Par Yohann Charlotte

Pour une Europe plus proche des citoyen.ne.s
Le déficit démocratique est régulièrement avancé comme le principal mal de l’Europe telle que nous la connaissons. Pourtant, bien que trop peu abouti, le parlementarisme européen s’est démocratisé depuis sa création. Les membres de la commission (organe exécutif) sont désormais individuellement responsables devant le parlement (organe législatif), lui-même élu au suffrage universel direct. Les institutions doivent laisser plus de place au parlement, notamment en lui conférant une véritable initiative législative.
Si le parlementarisme s’est historiquement construit sur les compétences budgétaire et fiscale, ces domaines sont aujourd’hui hors de son champ de compétence. Cela est regrettable car faire pleinement participer le parlement aux décisions budgétaires et fiscales est la condition première pour donner de la hauteur à cette institution. Une Europe plus proche des citoyen.ne.s passera par un parlement respecté et compétent.
Ces réformes sont le prérequis à la nécessaire politisation d’institutions aujourd’hui trop techniques. Un parlementarisme paradoxalement trop parfait, car s’appuyant sur le consensus, nuit en réalité à la représentation réelle des diverses opinions. Sans pouvoir d’initiative, le parlement ne peut seulement amender, accepter ou s’opposer. La responsabilité individuelle des parlementaires quant aux politiques mises en œuvre est alors limitée car seul.e.s les chef.fe.s des gouvernements ont statutairement la compétence de les impulser. Il faut donc donner aux élections européennes le pouvoir de changer la politique européenne. La responsabilité devant les citoyen.ne.s doit, au même titre que pour les institutions nationales, s’exercer par les urnes. Donner du pouvoir aux député.e.s, c’est s’assurer que la reddition de compte des politiques européennes est réalisée.

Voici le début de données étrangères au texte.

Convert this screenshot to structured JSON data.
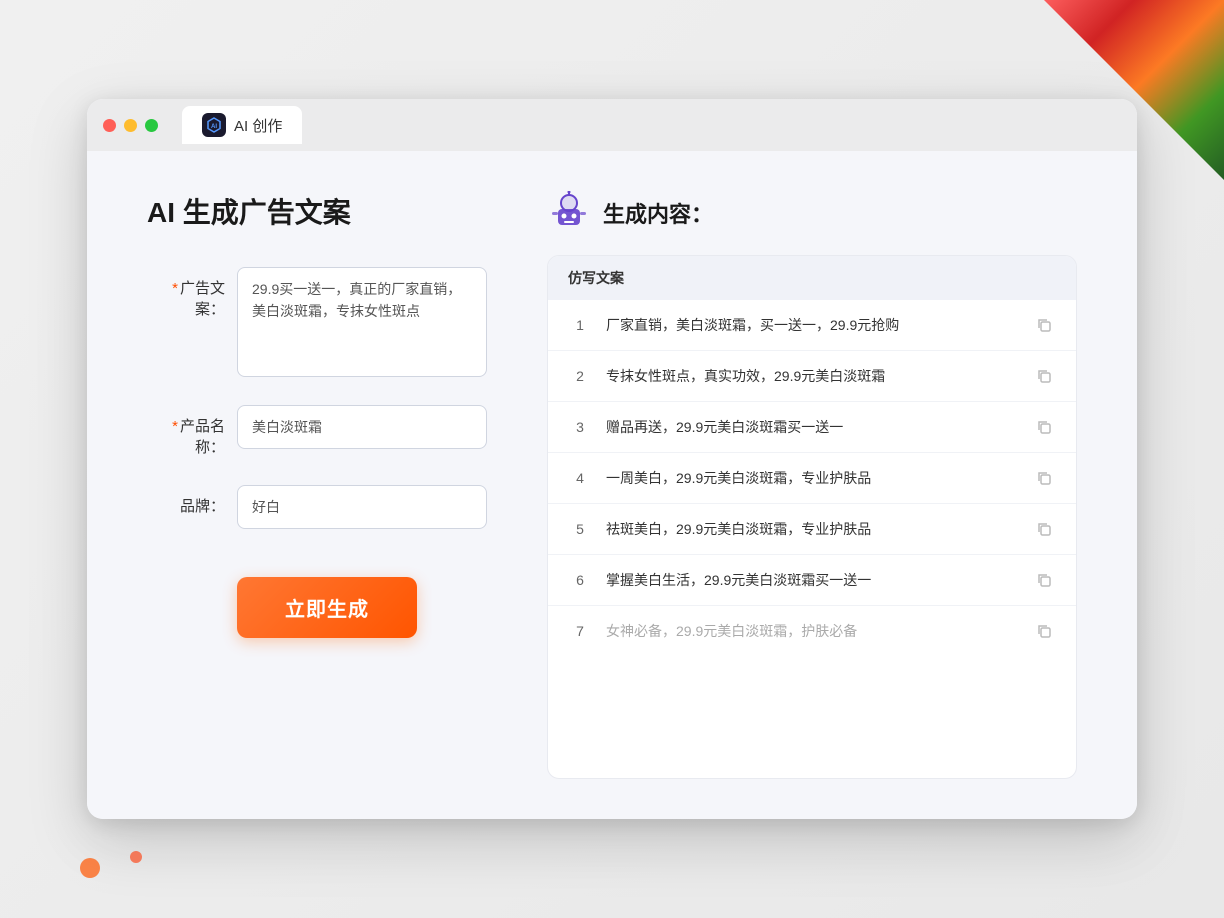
{
  "window": {
    "tab_label": "AI 创作"
  },
  "header": {
    "page_title": "AI 生成广告文案",
    "result_title": "生成内容："
  },
  "form": {
    "ad_copy_label": "广告文案：",
    "ad_copy_required": "*",
    "ad_copy_value": "29.9买一送一，真正的厂家直销，美白淡斑霜，专抹女性斑点",
    "product_name_label": "产品名称：",
    "product_name_required": "*",
    "product_name_value": "美白淡斑霜",
    "brand_label": "品牌：",
    "brand_value": "好白",
    "generate_btn_label": "立即生成"
  },
  "results": {
    "table_header": "仿写文案",
    "items": [
      {
        "num": "1",
        "text": "厂家直销，美白淡斑霜，买一送一，29.9元抢购",
        "muted": false
      },
      {
        "num": "2",
        "text": "专抹女性斑点，真实功效，29.9元美白淡斑霜",
        "muted": false
      },
      {
        "num": "3",
        "text": "赠品再送，29.9元美白淡斑霜买一送一",
        "muted": false
      },
      {
        "num": "4",
        "text": "一周美白，29.9元美白淡斑霜，专业护肤品",
        "muted": false
      },
      {
        "num": "5",
        "text": "祛斑美白，29.9元美白淡斑霜，专业护肤品",
        "muted": false
      },
      {
        "num": "6",
        "text": "掌握美白生活，29.9元美白淡斑霜买一送一",
        "muted": false
      },
      {
        "num": "7",
        "text": "女神必备，29.9元美白淡斑霜，护肤必备",
        "muted": true
      }
    ]
  }
}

L’éloignement physique et symbolique entre institutions européennes et citoyen.ne.s permet également aux lobbies d’agir avec une plus grande latitude. C’est, du moins, ce qui peut être ressenti par certain.e.s citoyen.ne.s. La suspicion et la méfiance naissent de ce que l’on maîtrise mal. Le développement d’un esprit européen passe donc par l’apprentissage de son fonctionnement et par la transparence de ses institutions. Une simplification des procédures serait alors bienvenue : en effet, selon les questions, le conseil (organe qui représente les gouvernements des États membres) délibère à la majorité simple qualifiée voire à l’unanimité pour trancher. Préférer délibérer à la majorité qualifiée plutôt qu’à la majorité absolue entraîne une rigidification du processus décisionnel qui, souvent, freine ou rend impossible la progression de certains dossiers. En outre, entre le parlement, la commission et les divers conseils, on peut raisonnablement dire que la multiplication des organes de décisions et des modalités de vote empêche les non-initié.e.s de comprendre les institutions européennes.

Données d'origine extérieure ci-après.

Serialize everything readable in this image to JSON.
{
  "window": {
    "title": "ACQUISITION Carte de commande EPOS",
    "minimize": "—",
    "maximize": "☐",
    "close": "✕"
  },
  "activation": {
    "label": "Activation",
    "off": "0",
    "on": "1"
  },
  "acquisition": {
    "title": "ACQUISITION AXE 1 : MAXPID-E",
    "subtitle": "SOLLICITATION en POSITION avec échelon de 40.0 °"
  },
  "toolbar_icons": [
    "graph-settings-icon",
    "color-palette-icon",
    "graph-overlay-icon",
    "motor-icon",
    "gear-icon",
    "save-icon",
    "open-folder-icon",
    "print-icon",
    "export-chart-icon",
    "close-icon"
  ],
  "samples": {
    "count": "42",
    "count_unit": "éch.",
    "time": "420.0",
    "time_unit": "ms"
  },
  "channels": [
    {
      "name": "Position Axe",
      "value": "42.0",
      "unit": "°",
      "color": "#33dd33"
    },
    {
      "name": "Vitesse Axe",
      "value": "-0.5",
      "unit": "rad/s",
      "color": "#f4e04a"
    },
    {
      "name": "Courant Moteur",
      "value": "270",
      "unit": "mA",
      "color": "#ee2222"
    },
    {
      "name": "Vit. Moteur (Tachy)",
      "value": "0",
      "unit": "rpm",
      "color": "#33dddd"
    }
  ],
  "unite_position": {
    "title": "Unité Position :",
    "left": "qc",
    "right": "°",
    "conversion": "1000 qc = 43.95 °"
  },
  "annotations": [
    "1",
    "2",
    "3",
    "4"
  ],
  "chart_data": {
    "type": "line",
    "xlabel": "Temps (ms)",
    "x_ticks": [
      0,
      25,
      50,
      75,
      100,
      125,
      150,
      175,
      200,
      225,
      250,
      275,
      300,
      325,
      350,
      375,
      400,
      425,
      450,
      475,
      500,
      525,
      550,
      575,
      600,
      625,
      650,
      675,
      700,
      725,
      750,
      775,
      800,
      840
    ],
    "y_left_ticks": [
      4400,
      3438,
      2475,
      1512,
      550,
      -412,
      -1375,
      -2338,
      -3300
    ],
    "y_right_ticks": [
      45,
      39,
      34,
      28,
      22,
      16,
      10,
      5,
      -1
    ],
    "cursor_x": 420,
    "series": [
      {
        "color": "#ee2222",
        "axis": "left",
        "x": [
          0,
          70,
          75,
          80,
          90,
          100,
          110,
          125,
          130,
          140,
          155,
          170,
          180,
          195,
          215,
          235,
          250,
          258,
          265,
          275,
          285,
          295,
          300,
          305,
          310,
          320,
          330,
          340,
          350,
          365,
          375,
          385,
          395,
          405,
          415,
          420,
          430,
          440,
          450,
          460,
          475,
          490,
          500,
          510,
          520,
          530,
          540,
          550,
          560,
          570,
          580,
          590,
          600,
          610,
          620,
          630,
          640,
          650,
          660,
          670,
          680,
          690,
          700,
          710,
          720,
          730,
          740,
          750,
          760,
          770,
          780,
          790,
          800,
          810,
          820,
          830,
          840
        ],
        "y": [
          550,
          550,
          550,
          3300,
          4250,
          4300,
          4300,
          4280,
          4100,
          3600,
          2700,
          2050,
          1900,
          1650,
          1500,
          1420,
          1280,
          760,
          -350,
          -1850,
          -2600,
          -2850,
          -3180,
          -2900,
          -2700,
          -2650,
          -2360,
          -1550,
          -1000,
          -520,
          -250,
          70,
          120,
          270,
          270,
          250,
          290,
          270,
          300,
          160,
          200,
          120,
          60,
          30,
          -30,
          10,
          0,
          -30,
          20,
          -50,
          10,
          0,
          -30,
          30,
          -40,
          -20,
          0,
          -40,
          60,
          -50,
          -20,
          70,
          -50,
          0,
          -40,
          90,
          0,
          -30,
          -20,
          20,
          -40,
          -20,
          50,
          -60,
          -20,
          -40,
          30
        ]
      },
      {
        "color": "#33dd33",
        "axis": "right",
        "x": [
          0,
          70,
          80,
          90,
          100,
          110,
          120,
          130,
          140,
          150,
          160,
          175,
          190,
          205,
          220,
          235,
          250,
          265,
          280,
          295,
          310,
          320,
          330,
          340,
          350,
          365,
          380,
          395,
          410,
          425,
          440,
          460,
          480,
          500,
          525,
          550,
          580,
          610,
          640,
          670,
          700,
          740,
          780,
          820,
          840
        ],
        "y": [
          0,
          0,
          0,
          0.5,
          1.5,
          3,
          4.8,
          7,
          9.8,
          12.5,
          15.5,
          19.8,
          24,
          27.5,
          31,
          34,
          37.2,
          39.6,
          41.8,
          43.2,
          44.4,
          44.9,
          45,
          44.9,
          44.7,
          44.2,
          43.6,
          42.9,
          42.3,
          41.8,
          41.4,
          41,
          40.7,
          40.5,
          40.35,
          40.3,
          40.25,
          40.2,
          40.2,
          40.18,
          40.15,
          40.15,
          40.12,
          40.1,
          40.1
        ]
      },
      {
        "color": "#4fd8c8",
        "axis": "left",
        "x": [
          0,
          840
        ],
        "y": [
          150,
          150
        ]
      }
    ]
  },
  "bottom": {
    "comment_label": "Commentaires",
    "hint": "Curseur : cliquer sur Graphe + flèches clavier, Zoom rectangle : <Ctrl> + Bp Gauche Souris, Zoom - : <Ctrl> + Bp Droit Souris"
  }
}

Pour une Europe qui se donne les moyens de transformer la vie des européen.ne.s
Pour redonner foi en l’Europe, il faut donner à l’union les moyens d’agir pour les européen.ne.s. Or, aujourd’hui, son budget est ridiculement faible (de l’ordre de 1% du PIB de l’Union). À ce titre, le plan proposé fin mai par l’Allemagne et la France va dans le bon sens : il serait pourvu de plus de 500 milliards d’euros via un emprunt européen. Reste à savoir quelle suite va être donnée au plan en question.

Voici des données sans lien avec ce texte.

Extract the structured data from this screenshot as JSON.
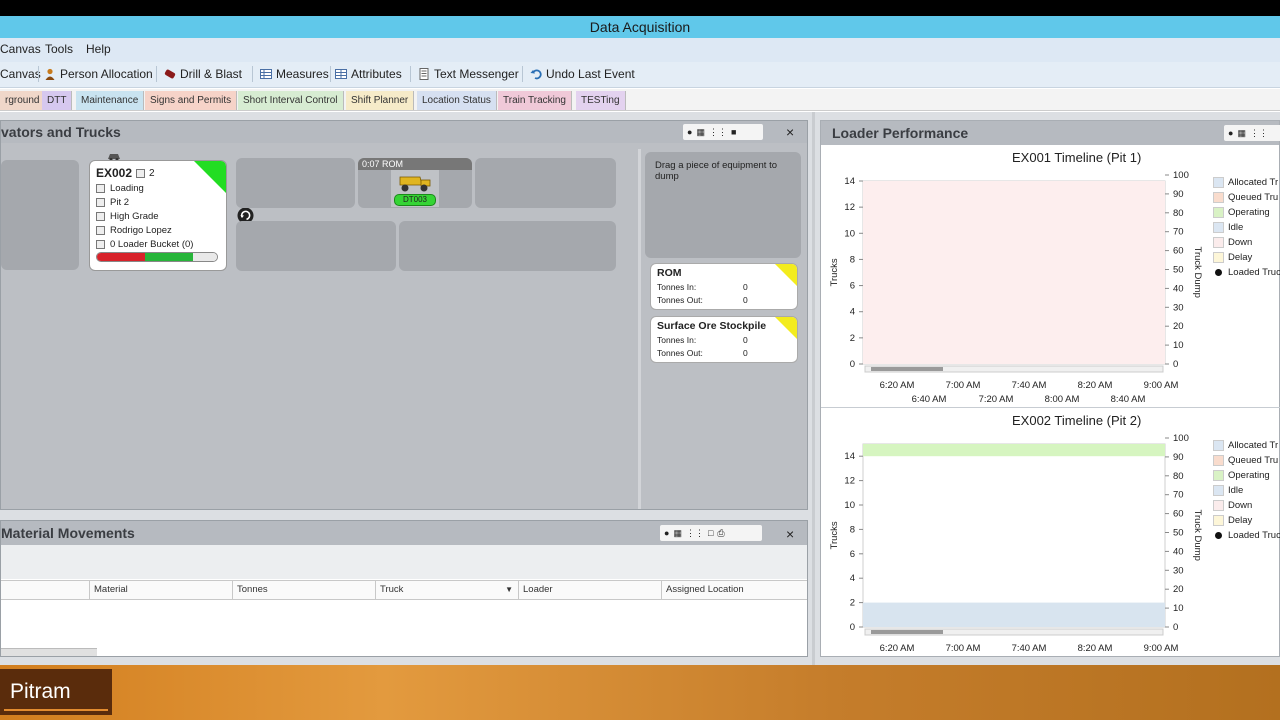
{
  "window": {
    "title": "Data Acquisition"
  },
  "menu": {
    "canvas": "Canvas",
    "tools": "Tools",
    "help": "Help"
  },
  "toolbar": {
    "canvas": "Canvas",
    "person_allocation": "Person Allocation",
    "drill_blast": "Drill & Blast",
    "measures": "Measures",
    "attributes": "Attributes",
    "text_messenger": "Text Messenger",
    "undo_last_event": "Undo Last Event"
  },
  "tabs": [
    {
      "label": "rground",
      "color": "#f0d7c9"
    },
    {
      "label": "DTT",
      "color": "#d6c8ef"
    },
    {
      "label": "Maintenance",
      "color": "#c9e3f0"
    },
    {
      "label": "Signs and Permits",
      "color": "#f6d3c8"
    },
    {
      "label": "Short Interval Control",
      "color": "#d7ecd2"
    },
    {
      "label": "Shift Planner",
      "color": "#f6ebc9"
    },
    {
      "label": "Location Status",
      "color": "#d6e0f1"
    },
    {
      "label": "Train Tracking",
      "color": "#f0c9d8"
    },
    {
      "label": "TESTing",
      "color": "#e3d2ef"
    }
  ],
  "excavators_panel": {
    "title": "vators and Trucks",
    "close": "×",
    "loader": {
      "id": "EX002",
      "count": "2",
      "status": "Loading",
      "location": "Pit 2",
      "material": "High Grade",
      "operator": "Rodrigo Lopez",
      "buckets": "0 Loader Bucket (0)"
    },
    "queue_label": "0:07 ROM",
    "truck_id": "DT003",
    "dump_hint": "Drag a piece of equipment to dump",
    "stockpiles": [
      {
        "name": "ROM",
        "tonnes_in_label": "Tonnes In:",
        "tonnes_in": "0",
        "tonnes_out_label": "Tonnes Out:",
        "tonnes_out": "0"
      },
      {
        "name": "Surface Ore Stockpile",
        "tonnes_in_label": "Tonnes In:",
        "tonnes_in": "0",
        "tonnes_out_label": "Tonnes Out:",
        "tonnes_out": "0"
      }
    ]
  },
  "material_movements": {
    "title": "Material Movements",
    "close": "×",
    "columns": [
      "Material",
      "Tonnes",
      "Truck",
      "Loader",
      "Assigned Location"
    ]
  },
  "loader_performance": {
    "title": "Loader Performance",
    "close": "×",
    "charts": [
      {
        "title": "EX001 Timeline (Pit 1)"
      },
      {
        "title": "EX002 Timeline (Pit 2)"
      }
    ]
  },
  "chart_data": [
    {
      "type": "area",
      "title": "EX001 Timeline (Pit 1)",
      "ylabel": "Trucks",
      "y2label": "Truck Dump",
      "ylim": [
        0,
        14
      ],
      "y2lim": [
        0,
        100
      ],
      "yticks": [
        "14",
        "12",
        "10",
        "8",
        "6",
        "4",
        "2",
        "0"
      ],
      "y2ticks": [
        "100",
        "90",
        "80",
        "70",
        "60",
        "50",
        "40",
        "30",
        "20",
        "10",
        "0"
      ],
      "xticks_row1": [
        "6:20 AM",
        "7:00 AM",
        "7:40 AM",
        "8:20 AM",
        "9:00 AM"
      ],
      "xticks_row2": [
        "6:40 AM",
        "7:20 AM",
        "8:00 AM",
        "8:40 AM"
      ],
      "legend": [
        "Allocated Tr",
        "Queued Tru",
        "Operating",
        "Idle",
        "Down",
        "Delay",
        "Loaded Truc"
      ],
      "legend_colors": [
        "#dbe6f2",
        "#f9dccd",
        "#d9f2c5",
        "#dbe6f2",
        "#fbecec",
        "#fdf6d8",
        "#111111"
      ],
      "bands": [
        {
          "state": "Down",
          "from": 0,
          "to": 14,
          "color": "#fdeeee"
        }
      ]
    },
    {
      "type": "area",
      "title": "EX002 Timeline (Pit 2)",
      "ylabel": "Trucks",
      "y2label": "Truck Dump",
      "ylim": [
        0,
        15
      ],
      "y2lim": [
        0,
        100
      ],
      "yticks": [
        "14",
        "12",
        "10",
        "8",
        "6",
        "4",
        "2",
        "0"
      ],
      "y2ticks": [
        "100",
        "90",
        "80",
        "70",
        "60",
        "50",
        "40",
        "30",
        "20",
        "10",
        "0"
      ],
      "xticks_row1": [
        "6:20 AM",
        "7:00 AM",
        "7:40 AM",
        "8:20 AM",
        "9:00 AM"
      ],
      "xticks_row2": [],
      "legend": [
        "Allocated Tr",
        "Queued Tru",
        "Operating",
        "Idle",
        "Down",
        "Delay",
        "Loaded Truc"
      ],
      "legend_colors": [
        "#dbe6f2",
        "#f9dccd",
        "#d9f2c5",
        "#dbe6f2",
        "#fbecec",
        "#fdf6d8",
        "#111111"
      ],
      "bands": [
        {
          "state": "Idle",
          "from": 0,
          "to": 2,
          "color": "#d8e4ef"
        },
        {
          "state": "Operating",
          "from": 14,
          "to": 15,
          "color": "#d6f5c0"
        }
      ]
    }
  ],
  "footer": {
    "logo": "Pitram"
  }
}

Les jeux politiques empêchent le budget européen d’atteindre une masse critique. En 2017, les contributions à l’Union des États membres, sur leur budget propre, ont représenté 56 % de ses recettes. Les pays contributeurs net, ceux qui donnent plus à l’Union qu’ils ne perçoivent d’elle, demandent rabais sur rabais. De ce fait, ils limitent l’expansion d’un budget européen qui grèverait d’autant plus leurs finances publiques nationales. Il faut donc rendre le budget européen indépendant des budgets nationaux en développant de nouvelles ressources, propres à l’Union. Des propositions ont déjà été faites par la commission comme la refondation de la part de TVA allouée à l’Union. Dès 2010, la commission s’est penchée sur une taxe sur les transactions financières européennes. Ne trouvant pas d’accord, certains États, dont la France, l’ont développée sur leurs territoires uniquement. Mais qu’est-ce que taxer les transactions financières au niveau national dans un pays financièrement intégré à une union économique et monétaire ? S’appuyant sur le rapport du groupe Monti de 2017, la commission a fait de nouvelles propositions, elles aussi rejetées. Il était notamment proposé de taxer les émissions carbone au niveau européen. Ce statu quo est dommageable, il est temps de trouver une voie pour donner à l’Union les moyens dont elle a besoin.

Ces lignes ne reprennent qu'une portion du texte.